IBK pourra-t-il enfin faire la paix avec les acteurs du Nord ? Quel gage donner aux récents accords ?

Une paix durable ne saurait se construire avec des initiatives conjoncturelles. Elle se pense dans la durée et se construit dans la sincérité loin des jeux et calculs politiques. Al Ghabbas Ag Intalla, député de Kidal depuis 2012 et Bilal Ag Chérif sont certes des personnalités-clés dans la question du Nord-Mali mais ne représentent pas toutes les tendances. On connaît le rôle des Ag Intalla et leur influence notamment dans l’Adrar des Ifoghas, sur les réseaux criminels avec le contrôle des droits de passage et des alliances qui régissent cette économie indissociable du conflit de manière générale. Le double statut paradoxal d’El Hadji Ag Gamou, sous les drapeaux et en même temps chef de groupe armé est plus que problématique. Cela signifie qu’au Mali on est encore dans les stratégies de saupoudrage et non de résolution globale du conflit : l’émergence du GATIA combinée aux prébendes réservées aux différents groupes a donné lieu à une surenchère menant à une situation où la guerre meurtrière du Nord fait désormais vivre ses propres protagonistes. Cette situation ne peut être pérenne de la même manière qu’on ferme encore les yeux sur les inconséquences des accords de Ouagadougou ainsi que les malentendus de la résolution 2058 qui a introduit un nouveau de conflit de perception du conflit entre la classe politique malienne et de la communauté internationale. Sans qu’on n’y prenne vraiment garde, le feu couve entre populations Sonraï et les Touaregs sur lesquels se concentrent aussi bien l’énergie que l’attention de la communauté internationale. En plus du Centre du Mali avec ses problèmes agropastoraux sur fond d’un djihadisme ethnicisé, d’autres foyers de tension sont malheureusement en gestation. Au moment où le Mal devrait espérer la paix, je crains bien, sous une responsabilité partagée, qu’on soit en train d’y semer de nouveaux germes de guerre.

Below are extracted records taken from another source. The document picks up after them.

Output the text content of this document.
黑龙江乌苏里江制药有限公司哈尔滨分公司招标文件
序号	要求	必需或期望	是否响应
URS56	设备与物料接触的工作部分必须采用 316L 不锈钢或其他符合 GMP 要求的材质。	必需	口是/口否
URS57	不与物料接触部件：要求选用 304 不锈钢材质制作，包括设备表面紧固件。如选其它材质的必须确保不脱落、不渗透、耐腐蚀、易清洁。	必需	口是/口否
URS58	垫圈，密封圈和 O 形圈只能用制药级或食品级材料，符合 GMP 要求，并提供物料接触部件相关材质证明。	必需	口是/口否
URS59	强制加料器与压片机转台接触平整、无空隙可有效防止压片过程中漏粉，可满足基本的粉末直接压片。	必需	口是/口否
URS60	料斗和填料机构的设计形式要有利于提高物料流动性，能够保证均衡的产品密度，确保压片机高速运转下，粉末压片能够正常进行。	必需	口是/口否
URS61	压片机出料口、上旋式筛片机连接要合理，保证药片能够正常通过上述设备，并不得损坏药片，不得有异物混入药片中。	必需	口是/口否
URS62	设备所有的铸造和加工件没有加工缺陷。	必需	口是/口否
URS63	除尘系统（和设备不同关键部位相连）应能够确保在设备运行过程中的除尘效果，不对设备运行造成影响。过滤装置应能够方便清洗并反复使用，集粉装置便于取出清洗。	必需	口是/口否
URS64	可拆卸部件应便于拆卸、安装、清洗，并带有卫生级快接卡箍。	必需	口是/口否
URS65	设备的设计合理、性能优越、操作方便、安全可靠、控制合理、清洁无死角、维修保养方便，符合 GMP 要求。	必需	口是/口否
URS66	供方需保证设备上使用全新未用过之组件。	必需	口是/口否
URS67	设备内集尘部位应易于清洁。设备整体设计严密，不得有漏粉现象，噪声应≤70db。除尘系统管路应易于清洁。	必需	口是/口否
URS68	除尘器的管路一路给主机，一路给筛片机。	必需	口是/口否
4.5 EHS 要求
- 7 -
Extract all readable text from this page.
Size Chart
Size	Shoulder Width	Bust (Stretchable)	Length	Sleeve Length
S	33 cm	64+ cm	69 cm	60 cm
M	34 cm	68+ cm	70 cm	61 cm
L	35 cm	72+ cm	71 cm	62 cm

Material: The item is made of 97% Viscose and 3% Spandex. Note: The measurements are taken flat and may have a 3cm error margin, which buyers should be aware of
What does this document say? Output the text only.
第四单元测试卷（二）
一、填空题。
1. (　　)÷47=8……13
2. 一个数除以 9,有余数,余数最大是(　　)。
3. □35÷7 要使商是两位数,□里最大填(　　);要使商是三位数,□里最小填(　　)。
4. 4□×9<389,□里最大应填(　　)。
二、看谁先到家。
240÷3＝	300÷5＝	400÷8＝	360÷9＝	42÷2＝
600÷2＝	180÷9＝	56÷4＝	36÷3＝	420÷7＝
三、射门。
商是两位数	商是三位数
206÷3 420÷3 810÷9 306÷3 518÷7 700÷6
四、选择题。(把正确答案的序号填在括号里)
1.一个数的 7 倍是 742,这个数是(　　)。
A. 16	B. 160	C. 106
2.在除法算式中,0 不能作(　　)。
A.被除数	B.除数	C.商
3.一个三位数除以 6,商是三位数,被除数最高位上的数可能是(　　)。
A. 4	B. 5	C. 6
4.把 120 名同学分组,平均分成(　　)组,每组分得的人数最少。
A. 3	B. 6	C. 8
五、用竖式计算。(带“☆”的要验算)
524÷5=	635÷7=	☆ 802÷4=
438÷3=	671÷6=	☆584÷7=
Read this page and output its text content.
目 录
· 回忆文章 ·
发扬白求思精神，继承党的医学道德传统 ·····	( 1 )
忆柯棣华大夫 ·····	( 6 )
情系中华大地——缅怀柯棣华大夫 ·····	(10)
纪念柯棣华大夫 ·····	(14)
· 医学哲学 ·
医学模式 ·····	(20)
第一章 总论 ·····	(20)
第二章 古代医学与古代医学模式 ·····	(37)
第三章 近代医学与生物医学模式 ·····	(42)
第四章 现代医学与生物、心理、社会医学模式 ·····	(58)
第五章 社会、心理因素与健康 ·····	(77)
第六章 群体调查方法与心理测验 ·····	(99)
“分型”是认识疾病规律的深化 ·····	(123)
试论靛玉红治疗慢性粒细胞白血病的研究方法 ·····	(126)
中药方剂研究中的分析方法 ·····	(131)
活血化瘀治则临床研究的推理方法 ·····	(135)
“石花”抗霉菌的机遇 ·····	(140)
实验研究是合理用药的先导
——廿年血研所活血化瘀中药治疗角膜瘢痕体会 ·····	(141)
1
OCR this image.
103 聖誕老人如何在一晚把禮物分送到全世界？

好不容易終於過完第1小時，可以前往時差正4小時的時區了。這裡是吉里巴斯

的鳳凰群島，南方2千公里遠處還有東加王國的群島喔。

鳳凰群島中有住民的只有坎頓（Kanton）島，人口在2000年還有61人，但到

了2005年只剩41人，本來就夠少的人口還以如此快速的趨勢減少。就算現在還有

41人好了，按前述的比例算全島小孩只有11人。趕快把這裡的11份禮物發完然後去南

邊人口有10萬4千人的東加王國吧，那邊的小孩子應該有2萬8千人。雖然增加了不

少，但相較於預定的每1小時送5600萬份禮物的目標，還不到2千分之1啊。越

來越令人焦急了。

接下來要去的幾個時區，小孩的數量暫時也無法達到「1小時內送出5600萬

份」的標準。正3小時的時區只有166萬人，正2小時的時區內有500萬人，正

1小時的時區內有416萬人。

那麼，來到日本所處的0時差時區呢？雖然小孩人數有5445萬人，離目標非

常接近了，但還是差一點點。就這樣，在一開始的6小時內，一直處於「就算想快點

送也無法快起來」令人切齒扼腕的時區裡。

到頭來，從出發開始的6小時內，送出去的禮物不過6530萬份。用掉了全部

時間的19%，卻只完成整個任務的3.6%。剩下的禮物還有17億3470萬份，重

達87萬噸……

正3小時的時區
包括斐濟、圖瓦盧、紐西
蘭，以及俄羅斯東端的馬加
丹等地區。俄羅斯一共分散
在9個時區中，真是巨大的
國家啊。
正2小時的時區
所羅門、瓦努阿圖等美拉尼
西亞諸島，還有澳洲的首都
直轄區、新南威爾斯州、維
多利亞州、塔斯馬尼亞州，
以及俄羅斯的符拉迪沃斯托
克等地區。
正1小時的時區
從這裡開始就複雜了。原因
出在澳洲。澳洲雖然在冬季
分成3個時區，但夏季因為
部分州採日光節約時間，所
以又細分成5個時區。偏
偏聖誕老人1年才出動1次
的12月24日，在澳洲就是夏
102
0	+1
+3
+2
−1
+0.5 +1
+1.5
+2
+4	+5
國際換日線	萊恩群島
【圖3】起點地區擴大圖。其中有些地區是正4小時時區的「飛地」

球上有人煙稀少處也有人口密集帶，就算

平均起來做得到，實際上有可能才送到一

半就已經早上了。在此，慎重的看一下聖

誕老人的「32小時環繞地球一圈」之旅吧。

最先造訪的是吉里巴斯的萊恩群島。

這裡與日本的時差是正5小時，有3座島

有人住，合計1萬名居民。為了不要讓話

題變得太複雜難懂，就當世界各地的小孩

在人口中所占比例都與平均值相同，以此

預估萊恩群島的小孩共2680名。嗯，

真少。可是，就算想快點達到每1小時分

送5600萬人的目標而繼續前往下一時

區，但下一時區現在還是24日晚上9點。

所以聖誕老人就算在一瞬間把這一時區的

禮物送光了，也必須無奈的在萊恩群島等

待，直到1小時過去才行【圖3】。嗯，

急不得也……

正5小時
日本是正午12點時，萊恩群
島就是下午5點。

Sur l’absence du Sénégal du G5 Sahel. Où se situerait, selon vous, le blocage ?

C’est une question difficile. Lorsqu’on s’en ouvre aux acteurs du G5 Sahel, ils déplorent l’absence du Sénégal et en même temps ceux de la partie sénégalaise semblent ne pas comprendre leur propre absence. A l’heure de la sécurité collective, des défis sécuritaires régionaux qui interpellent nos pays ayant la vulnérabilité en partage, c’est une incongruité doublée d’un non-sens stratégique que le Sénégal soit en dehors de ce cadre auquel la géographie l’associe. Mais je pense que depuis l’absence du Sénégal de la réunion des « pays du champ », du début du processus de Nouakchott, de la déclaration de Niamey, la couleur en était bien annoncée. Certes le Sénégal fait partie de la typologie des pays encore épargnés par le terrorisme mais pas en dehors de la menace. Sa sécurité n’est donc pas dissociable de celle de ses voisins surtout à l’heure du phénomène des « ventres mous ». Les critères d’évaluation de la menace ont bien changé : avant la question était de savoir s’il y avait assez d’éléments radicalisés prêts à basculer ; aujourd’hui le danger peut venir de l’extérieur. On est donc à l’ère de l’absurdité de la prévision où toutes les garanties sont bonnes à prendre.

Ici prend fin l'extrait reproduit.